On May 20, 2007, at 4:26 PM, Eric Niebler wrote:
1) any<> doesn't suggest that alternates are tried in order
neither does or_, at least not to me.
2) Neither suggest short-circuiting
ditto. Unless you mean: given that people will come from C++ they're probably likely to read C++ semantics when presented with C++ names. So yes, I agree or_ and and_ may mean a bit more than any and all to C++ people. I guess the tradeoff is whether introducing new names and documenting their behaviour is more or less problematic than the naming conflict w/ the mpl.
3) You haven't said what proto::if_ and proto::not_ should be.
I didn't indeed. The reason is that I was concerned with tags that can appear in expressions and have a different name in MPL. Then if_ wouldn't be a problem and not_ could stay (I'd say should stay) because has the same meaning as mpl::not_. If you want to change both, a possibility would when (for if_) and unless (for not_). But I'd maintain that the not_ in expressions should stay unchanged.
(3) is the killer. Taken together, and_, or_, not_ and if_ give users an expressive and intuitive framework for reasoning about their grammars. Changing just "and_" and "or_" to "all" and "any" would break the symmetry.

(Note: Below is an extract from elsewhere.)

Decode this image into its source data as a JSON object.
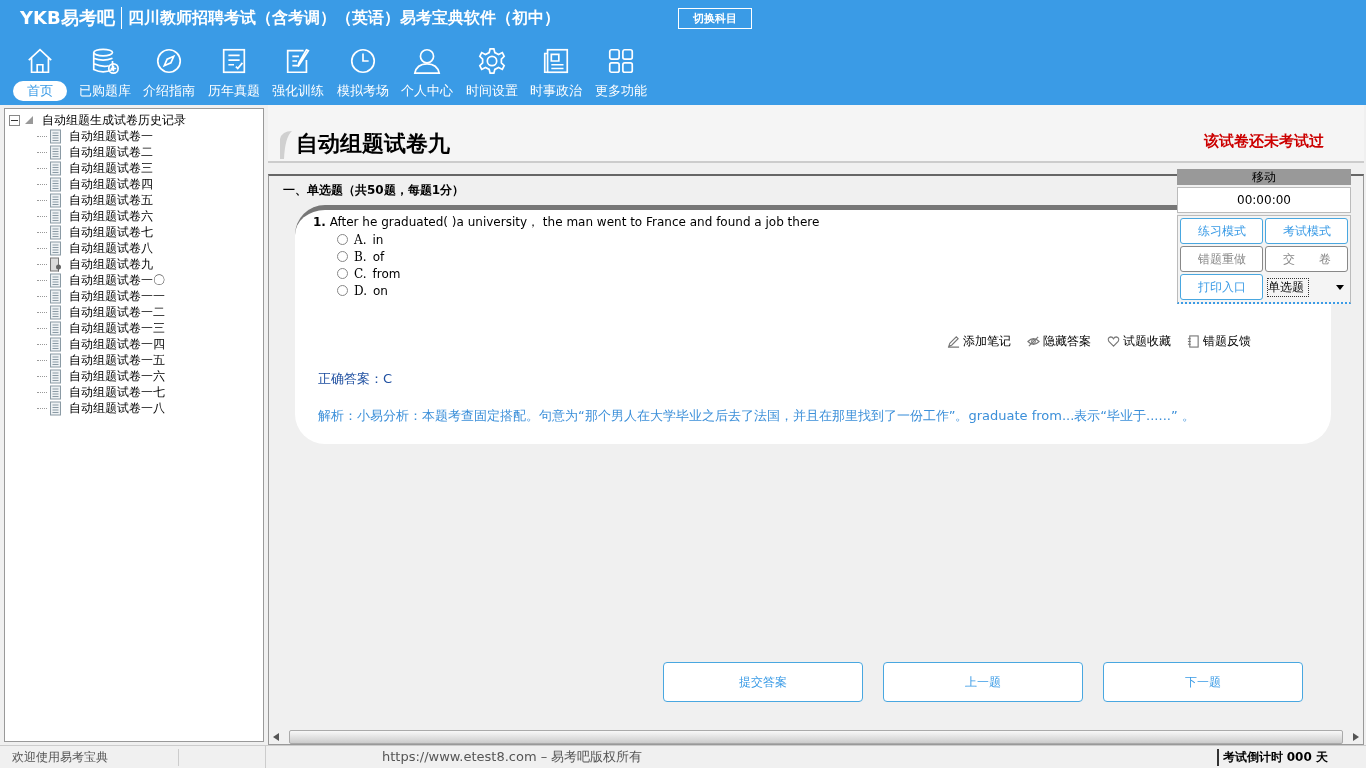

all, any, when, unless seem reasonable to me. But again my point was not a "my names are better than yours" kind of contest, rather finding an acceptable way for giving the same names to things that are the same across proto and mpl.
Footnotes: [1] actually I have a fundamental problem with 'or_' (and 'any') as they both focus on one part of what they do: certainly the pattern matches if any of the component patterns match. What they fail to convey is that the _first_ pattern that matches is used for further processing, like evaluating the result of a transform.
True. Many of the types in proto have 2 and sometimes 3 roles. For instance, proto::plus<> is:
- An expression generator. (proto::plus<A,B>::type is the type of a plus node in an expression tree, where A and B are the types of the children expressions.) - A pattern. (proto::plus<A',B'> matches the expression generated by the above if A' and B' are patterns that match A and B, for instance.) - A transform. (proto::plus<A',B'>::apply< E, S, V >::type will apply a pass-through transform to E, with S state and V visitor.)
If_ and not_ also have default "identity" transforms. Even proto::expr<> can be used as a pattern (it matches itself) and as a transform (the identity transform)!
But I cannot come up with a name that describe these two facets satisfactorily, so I guess documentation will have to supplement the name.
I don't think it's a problem.
And now that I think of it, I have no clue of what a transform with a proto::and_ at the toplevel would do. Time to look at docs/source code I guess.
By default, proto::and_ applies the transform of the last branch that matches, just as proto::or_ applies the transform of the first branch that matches. It's somewhat arbitrary, I admit, but I've found this a useful default.